Speaking on the decision of the National Universities Commission to unbundle Mass Communication to birth seven departments from it, he noted that the series of curriculum review conferences and workshops held by varied stakeholders in the communications scholarship, professions and regulatory agencies in Nigeria, with the support of development partners including UNESCO, McArthur Foundation, and a host of others, led to the now famous unbundling of the Mass Communication discipline.

He however observed, “The emphasis is not on seven academic departments but the disciplines of Journalism and Media Studies, Advertising, Public Relations, Broadcasting, Film and Multimedia Studies, Development Communication, and Information Science and Media Studies.

“With these distinct specialisations we hope to see a more robust teaching and practice of each of the communications disciplines, depth in knowledge, increased specialization, professionalism, and industry focused degree programmes. More importantly, the new development will witness increased knowledge and skills acquisition with particular attention to media entrepreneurship, a missing aspect of the traditional mass communication degree programme.”
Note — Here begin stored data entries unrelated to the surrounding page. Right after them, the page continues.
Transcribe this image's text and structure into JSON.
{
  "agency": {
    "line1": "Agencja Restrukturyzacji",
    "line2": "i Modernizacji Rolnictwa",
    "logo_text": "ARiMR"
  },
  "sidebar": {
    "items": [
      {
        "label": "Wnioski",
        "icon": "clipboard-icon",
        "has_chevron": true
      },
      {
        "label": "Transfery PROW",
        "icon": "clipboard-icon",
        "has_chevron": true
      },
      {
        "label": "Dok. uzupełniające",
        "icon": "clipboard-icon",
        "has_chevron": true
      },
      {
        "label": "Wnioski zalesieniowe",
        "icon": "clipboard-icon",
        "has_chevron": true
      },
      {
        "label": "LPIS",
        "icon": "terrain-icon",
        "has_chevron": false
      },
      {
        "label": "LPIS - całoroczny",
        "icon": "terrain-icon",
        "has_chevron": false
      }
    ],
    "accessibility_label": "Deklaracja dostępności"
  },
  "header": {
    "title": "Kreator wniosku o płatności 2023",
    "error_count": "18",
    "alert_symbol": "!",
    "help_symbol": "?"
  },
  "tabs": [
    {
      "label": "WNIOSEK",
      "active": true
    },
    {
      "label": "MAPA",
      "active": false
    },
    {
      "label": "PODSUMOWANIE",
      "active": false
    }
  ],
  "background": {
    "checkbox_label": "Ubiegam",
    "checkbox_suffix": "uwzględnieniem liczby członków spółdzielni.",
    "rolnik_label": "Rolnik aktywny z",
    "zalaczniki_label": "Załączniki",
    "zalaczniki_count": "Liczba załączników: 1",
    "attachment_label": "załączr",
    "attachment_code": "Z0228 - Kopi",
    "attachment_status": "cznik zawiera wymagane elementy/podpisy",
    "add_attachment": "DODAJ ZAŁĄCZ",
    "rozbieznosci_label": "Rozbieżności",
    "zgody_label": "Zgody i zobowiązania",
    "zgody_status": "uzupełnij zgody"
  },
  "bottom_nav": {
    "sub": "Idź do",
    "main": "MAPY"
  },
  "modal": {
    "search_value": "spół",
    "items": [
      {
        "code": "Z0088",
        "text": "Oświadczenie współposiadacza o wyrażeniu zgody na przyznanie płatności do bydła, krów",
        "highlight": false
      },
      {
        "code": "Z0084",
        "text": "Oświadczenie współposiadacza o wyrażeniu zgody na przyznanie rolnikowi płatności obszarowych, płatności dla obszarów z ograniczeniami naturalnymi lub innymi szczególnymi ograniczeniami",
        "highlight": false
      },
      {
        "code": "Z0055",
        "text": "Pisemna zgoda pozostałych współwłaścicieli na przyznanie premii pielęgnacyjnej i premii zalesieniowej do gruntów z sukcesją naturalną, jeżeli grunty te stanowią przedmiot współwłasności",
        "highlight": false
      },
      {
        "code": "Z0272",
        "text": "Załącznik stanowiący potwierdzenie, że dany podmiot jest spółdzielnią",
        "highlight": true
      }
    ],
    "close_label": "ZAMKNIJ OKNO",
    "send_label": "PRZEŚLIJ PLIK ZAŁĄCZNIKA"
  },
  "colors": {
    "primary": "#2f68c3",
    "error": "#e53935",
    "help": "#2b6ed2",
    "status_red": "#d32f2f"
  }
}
He expressed happiness that LASU School of Communication was not caught unawares with the unbundling, as the founding fathers of the school, led by Professor Idowu Sobowale, developed seven distinct degree programmes for the School at inception.

The first four set of graduates of LASU School of Communication, he recalled, were awarded distinct degrees in Journalism, Broadcasting, Public Relations & Advertising, Photo Journalism and Cinematography, Communication Technology, Human Communication, and Book Publishing & Development. It was the same NUC at the time that compelled LASU to collapse the above programmes into a singular Bachelors degree in Mass Communication.

“LASU was a light year ahead of the rest of the communication scholarship in Nigeria, with the establishment in 2000 of the LASU School of Communication with seven degrees. It is curious but interesting that the initial curriculum in communications that was in use at LASU served as the foundation document for the now unbundled degree programmes in communications discipline.”

According to him, “academic programmes provide tools for beneficiaries to solve societal problems through provision of the right knowledge. The second component of education is the skill-set domain, while the third deals with attitudinal changes. Add to these the new area called emotional intelligence. Education is a life-long process that begins from the home, through formal setting, to influences of the macro-environment. Education does not take place only in the classroom.

“The industry, professions and other socialising institutions need to work in concert with the classroom to produce a rounded citizen. What this means is that media professionals need partner the classroom to provide quality, industry-ready and globally relevant media education for citizens.”

The vibrant scholar said at 60, the best is yet to come. Adding, “There are many more academic books in advertising and public relations that I need to publish; there is the need for more cutting edge researches in these two areas of my academic focus; there are more doctoral degree candidates to supervise and graduate; the professional bodies- NIPR, AAAN, APCON and related global bodies need more of my attention and contributions now, more than ever before.

“Moreover, I need to give back more to the society than I have hitherto taken. It is time for me to contribute more to national development through involvement in policy formulation and implementation. My season of rising and global relevance has just started, with God’s empowerment all the way.”

While assessing communication and governance at all levels, Olatunji stressed that, effective communication was not adequately deployed to enhance governance at all levels in Nigeria. He asserted that the 17 goals contained in the United Nations Sustainable Development Goals (SDGs) could hardly be achieved without the deployment of effective communications strategies.